Économie

Modèle national de consommation énergétique : Arkab et Adjal coordonnent leurs efforts

Le ministre d’État chargé des Hydrocarbures, Mohamed Arkab, et le ministre de l’Énergie et des Énergies renouvelables, Mourad Adjal, ont tenu dimanche à Alger une réunion de coordination consacrée au dossier du modèle national de consommation de l’énergie. La rencontre, organisée au siège du ministère de l’Énergie en présence de cadres des deux secteurs, traduit l’accélération d’un chantier que le gouvernement traite depuis plusieurs mois comme une priorité de premier rang. Selon le communiqué publié à l’issue de la réunion, ce modèle est défini comme « un outil stratégique » permettant d’évaluer l’évolution de la demande nationale en énergie et d’en explorer les perspectives futures, de manière à « contribuer au renforcement de l’efficacité des politiques publiques relatives à l’énergie et à la rationalisation de sa consommation ». Les échanges ont également porté sur les voies d’amélioration des indicateurs d’efficacité énergétique et sur les conditions d’une « utilisation optimale des ressources énergétiques nationales, conformément aux exigences du développement socioéconomique durable », tout en visant à « renforcer la sécurité énergétique à moyen et à long termes ».

Les enjeux sont considérables. L’Algérie fait face depuis plusieurs années à une hausse continue de sa consommation intérieure d’électricité et de gaz, qui pèse sur les capacités exportables du pays et grève les équilibres budgétaires. La question du modèle de consommation est précisément celle qui concentre les réponses, comment prévoir la demande, comment l’orienter, et comment allouer les investissements publics de façon à éviter les déséquilibres futurs.

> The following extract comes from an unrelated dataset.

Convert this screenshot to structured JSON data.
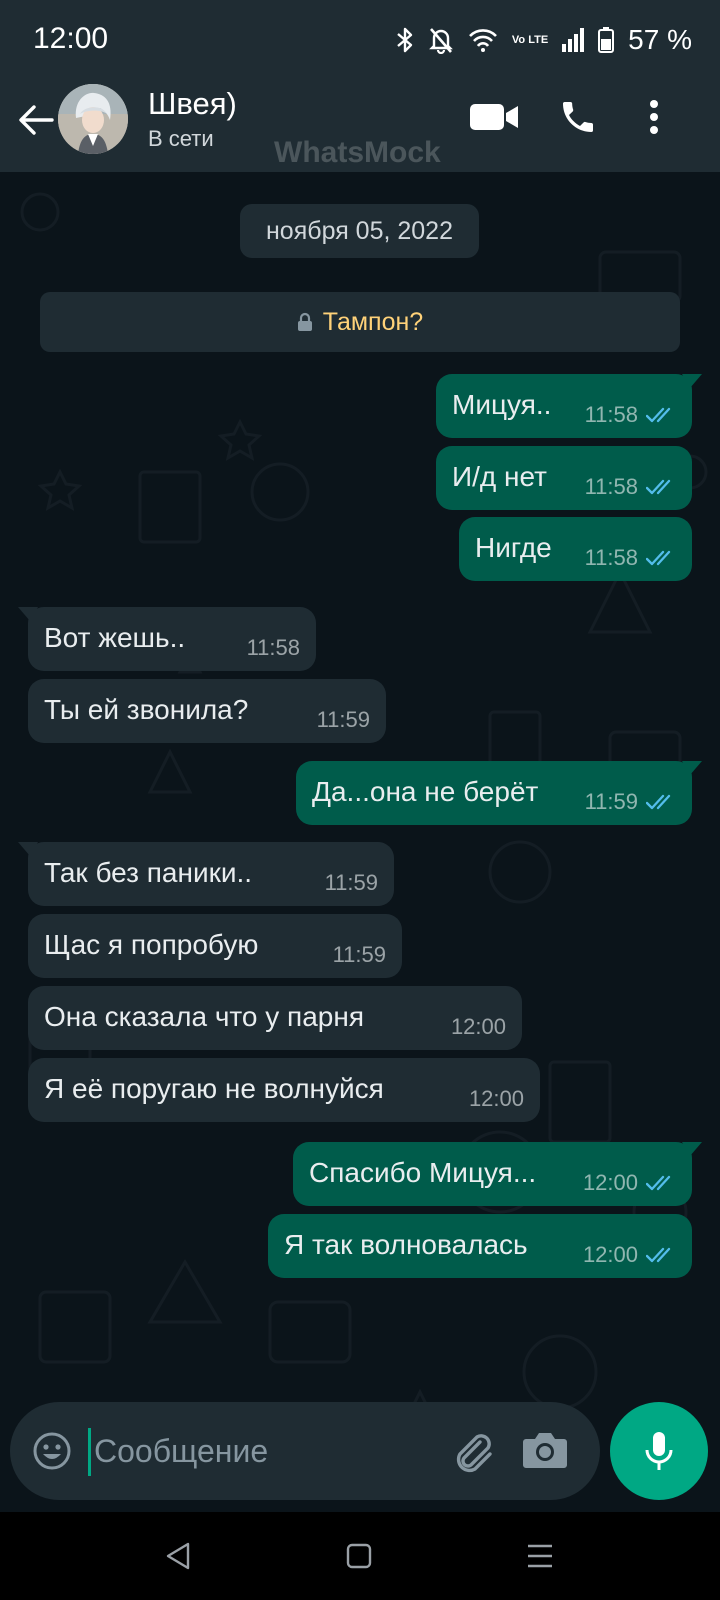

La réunion de dimanche s’inscrit dans une dynamique institutionnelle engagée depuis le début de l’année. En mars, Adjal avait déjà présidé une réunion consacrée à l’examen de dossiers liés au programme national de rationalisation de la consommation d’énergie et d’amélioration de l’efficacité énergétique. En avril, une étape supplémentaire avait été franchie avec l’installation de la Commission intersectorielle de maîtrise de l’énergie (CIME), chargée d’accompagner la politique nationale en s’appuyant sur la rationalisation de la consommation, l’amélioration de l’efficacité énergétique et la promotion des énergies renouvelables. La commission devait entamer ses travaux par l’examen de deux dossiers : l’enrichissement du projet de stratégie nationale de maîtrise de l’énergie à l’horizon 2035 et l’étude du programme national couvrant la période 2026-2035. Quelques jours plus tard, Adjal avait annoncé que son département présenterait prochainement au gouvernement un projet portant sur le modèle de consommation en Algérie, découlant du dossier de l’efficacité énergétique.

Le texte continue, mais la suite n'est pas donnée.